Processes taking place when driving as a stress reliever are much more complicated than
one can imagine. Multiple contributions of the body aid in making one feel good. “Driving is
such a pervasive activity and involves such a rich diversity of psychological processes” for
example visual perceptions, hearing, touching, and even smelling, “..drivers have multiple goals
— getting to a destination at one level, overtaking a slower vehicle at another level, etc.

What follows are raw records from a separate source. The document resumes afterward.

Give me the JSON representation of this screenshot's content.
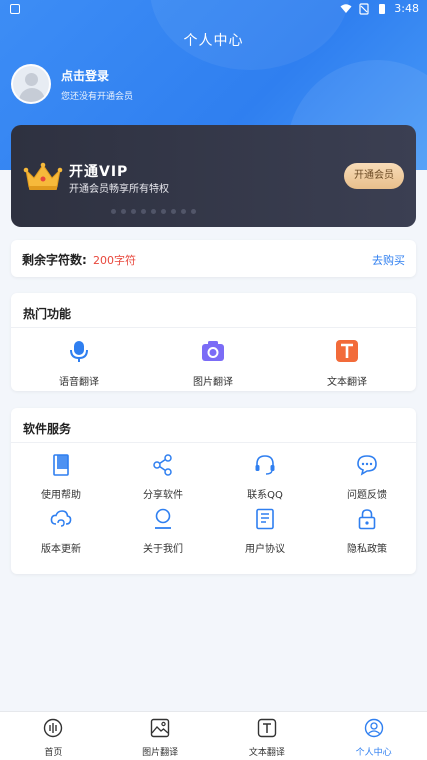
{
  "statusbar": {
    "time": "3:48"
  },
  "header": {
    "title": "个人中心"
  },
  "profile": {
    "login_label": "点击登录",
    "subtitle": "您还没有开通会员"
  },
  "vip": {
    "title": "开通VIP",
    "subtitle": "开通会员畅享所有特权",
    "button_label": "开通会员"
  },
  "chars": {
    "label": "剩余字符数:",
    "value": "200字符",
    "buy_label": "去购买"
  },
  "hot": {
    "title": "热门功能",
    "items": [
      {
        "label": "语音翻译",
        "icon": "microphone-icon"
      },
      {
        "label": "图片翻译",
        "icon": "camera-icon"
      },
      {
        "label": "文本翻译",
        "icon": "text-icon"
      }
    ]
  },
  "service": {
    "title": "软件服务",
    "items": [
      {
        "label": "使用帮助",
        "icon": "book-icon"
      },
      {
        "label": "分享软件",
        "icon": "share-icon"
      },
      {
        "label": "联系QQ",
        "icon": "headset-icon"
      },
      {
        "label": "问题反馈",
        "icon": "chat-bubble-icon"
      },
      {
        "label": "版本更新",
        "icon": "cloud-refresh-icon"
      },
      {
        "label": "关于我们",
        "icon": "person-icon"
      },
      {
        "label": "用户协议",
        "icon": "document-icon"
      },
      {
        "label": "隐私政策",
        "icon": "lock-icon"
      }
    ]
  },
  "tabbar": {
    "items": [
      {
        "label": "首页",
        "icon": "home-icon",
        "active": false
      },
      {
        "label": "图片翻译",
        "icon": "image-icon",
        "active": false
      },
      {
        "label": "文本翻译",
        "icon": "text-icon",
        "active": false
      },
      {
        "label": "个人中心",
        "icon": "profile-icon",
        "active": true
      }
    ]
  },
  "colors": {
    "accent": "#2f7ff0",
    "vip_bg": "#2e3140",
    "price_red": "#e8473c"
  }
}
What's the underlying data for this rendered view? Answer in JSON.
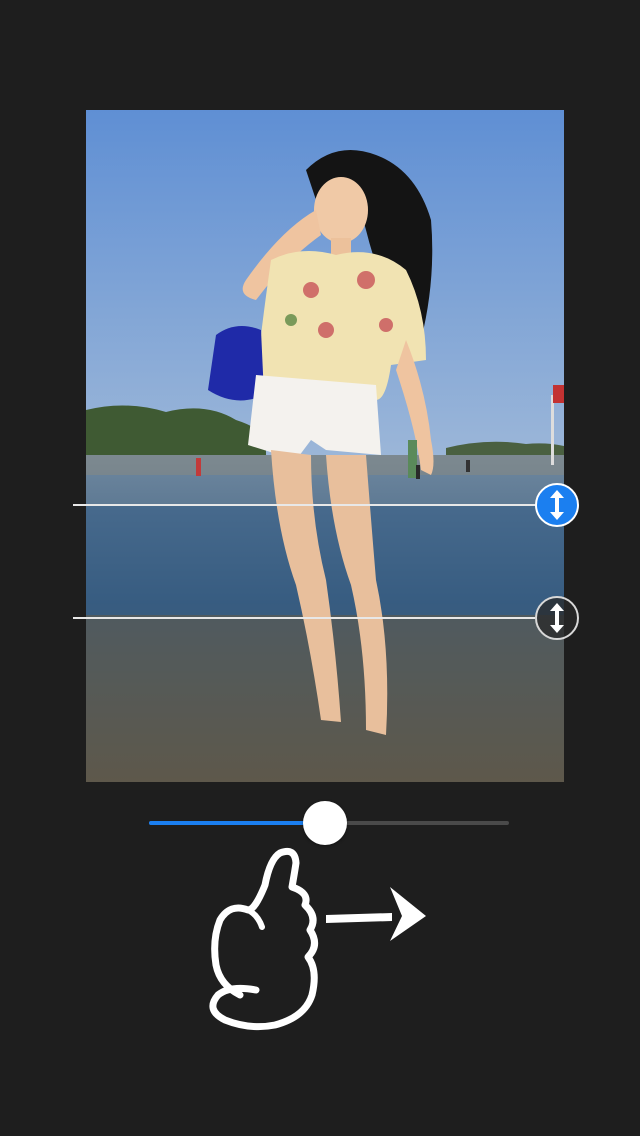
{
  "photo": {
    "sky_color": "#6f9ad6",
    "water_color": "#3f5e78",
    "sand_color": "#6c6454"
  },
  "guides": {
    "top_handle": {
      "icon": "vertical-resize-arrows-icon",
      "color": "#1b7ff0",
      "state": "active"
    },
    "bottom_handle": {
      "icon": "vertical-resize-arrows-icon",
      "color": "#2a2a2a",
      "state": "inactive"
    }
  },
  "slider": {
    "value": 0.49,
    "fill_color": "#1b7ff0",
    "track_color": "#4a4a4a"
  },
  "hint": {
    "icon": "swipe-right-hand-icon",
    "arrow_icon": "arrow-right-icon"
  }
}
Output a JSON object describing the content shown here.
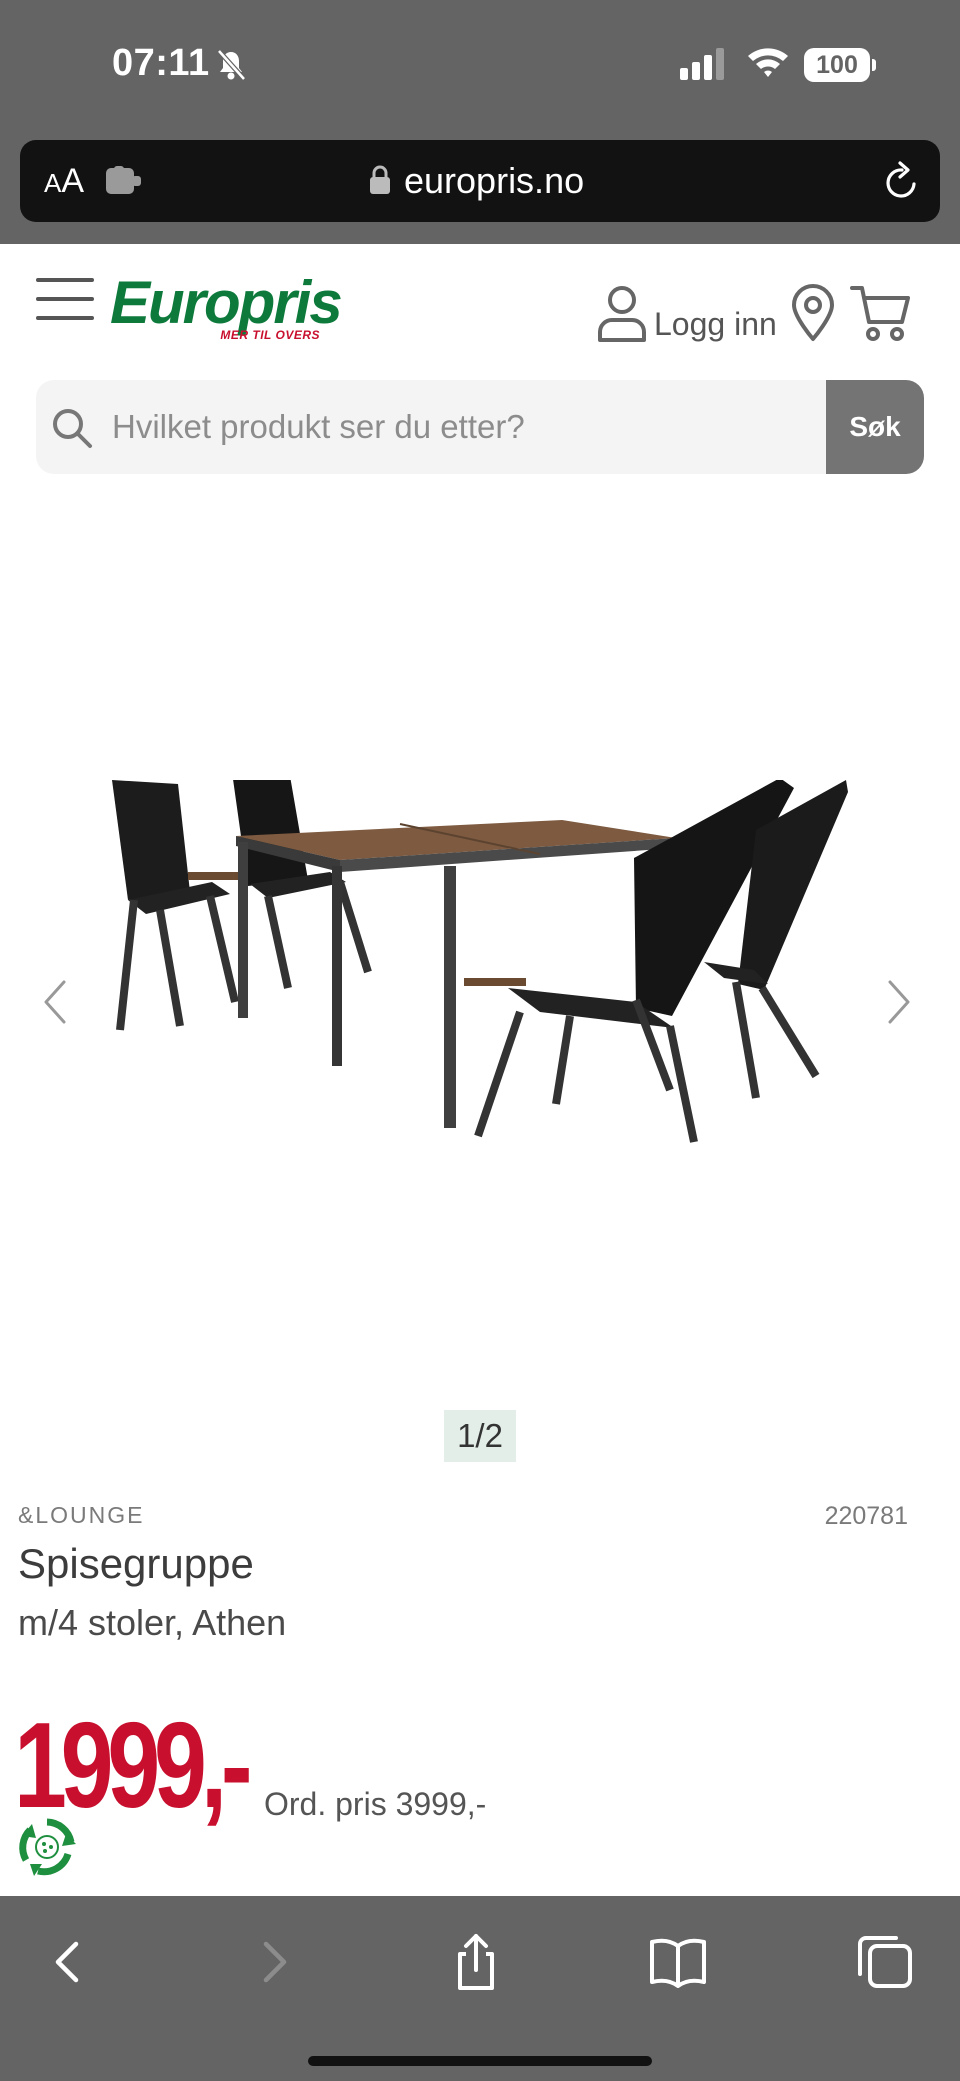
{
  "status_bar": {
    "time": "07:11",
    "battery": "100",
    "icons": [
      "bell-slash-icon",
      "signal-icon",
      "wifi-icon",
      "battery-icon"
    ]
  },
  "browser": {
    "aa_label_small": "A",
    "aa_label_large": "A",
    "url": "europris.no",
    "icons": [
      "extension-icon",
      "lock-icon",
      "reload-icon"
    ]
  },
  "header": {
    "logo_text": "Europris",
    "logo_tagline": "MER TIL OVERS",
    "login_label": "Logg inn",
    "icons": [
      "hamburger-menu-icon",
      "user-icon",
      "location-pin-icon",
      "cart-icon"
    ]
  },
  "search": {
    "placeholder": "Hvilket produkt ser du etter?",
    "button_label": "Søk"
  },
  "carousel": {
    "counter": "1/2"
  },
  "product": {
    "brand": "&LOUNGE",
    "sku": "220781",
    "title": "Spisegruppe",
    "subtitle": "m/4 stoler, Athen",
    "price": "1999,-",
    "ordinary_price": "Ord. pris 3999,-"
  },
  "colors": {
    "brand_green": "#0d7a3c",
    "price_red": "#c8102e",
    "chrome_gray": "#646464",
    "counter_bg": "#e2eee7"
  }
}
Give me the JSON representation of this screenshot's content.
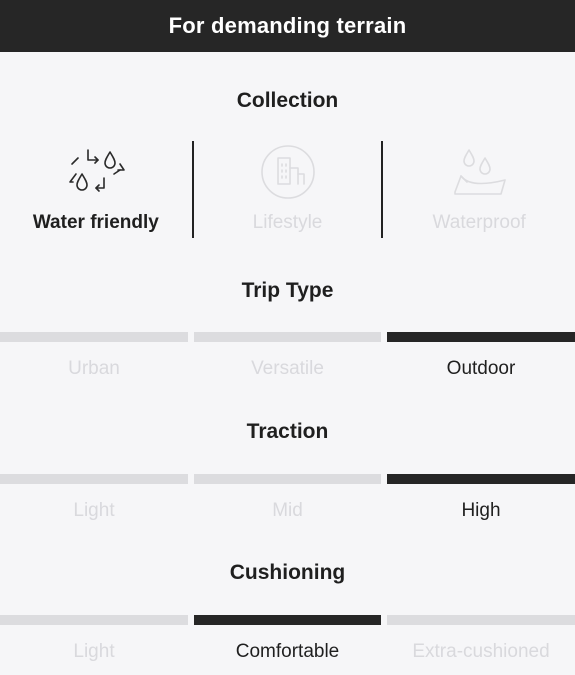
{
  "header": {
    "title": "For demanding terrain"
  },
  "collection": {
    "title": "Collection",
    "items": [
      {
        "label": "Water friendly",
        "icon": "water-friendly-icon",
        "active": true
      },
      {
        "label": "Lifestyle",
        "icon": "city-building-icon",
        "active": false
      },
      {
        "label": "Waterproof",
        "icon": "waterproof-icon",
        "active": false
      }
    ]
  },
  "trip_type": {
    "title": "Trip Type",
    "options": [
      "Urban",
      "Versatile",
      "Outdoor"
    ],
    "selected": "Outdoor"
  },
  "traction": {
    "title": "Traction",
    "options": [
      "Light",
      "Mid",
      "High"
    ],
    "selected": "High"
  },
  "cushioning": {
    "title": "Cushioning",
    "options": [
      "Light",
      "Comfortable",
      "Extra-cushioned"
    ],
    "selected": "Comfortable"
  },
  "colors": {
    "header_bg": "#262626",
    "active": "#262626",
    "inactive_bar": "#dcdcdf",
    "inactive_text": "#d9d9dd",
    "background": "#f6f6f8"
  }
}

The
Four processes operate at multiple levels: (i) the detection of environmental constraints that may
interfere with currently active goals; (ii) the appraisal of these changes; (iii) the selection of an
appropriate response to the changes; and (iv) implementation of the selected response.”
(Geoffery, 2002)
References
Cassidy, GG, and RAR MacDonald. "The Effects of Music on Time Perception and Performance of a Driving
Game." Scandavian Journal of Psychology 51.6 (2012): 455-64. Academic Search Premier. Web. 6 Apr.
2013.
Schacter, Daniel L., Daniel Todd. Gilbert, and Daniel M. Wegner. Introducing Psychology. New York, NY:
Worth, 2011. Print.
Underwood, Geoffrey. "Understanding Driving: Applying Cognitive Psychology to a Complex Everyday
Task." Applied Cognitive Psychology 16.3 (2002): 363-65. Academic Search Premier. Web. 6 Apr. 2013.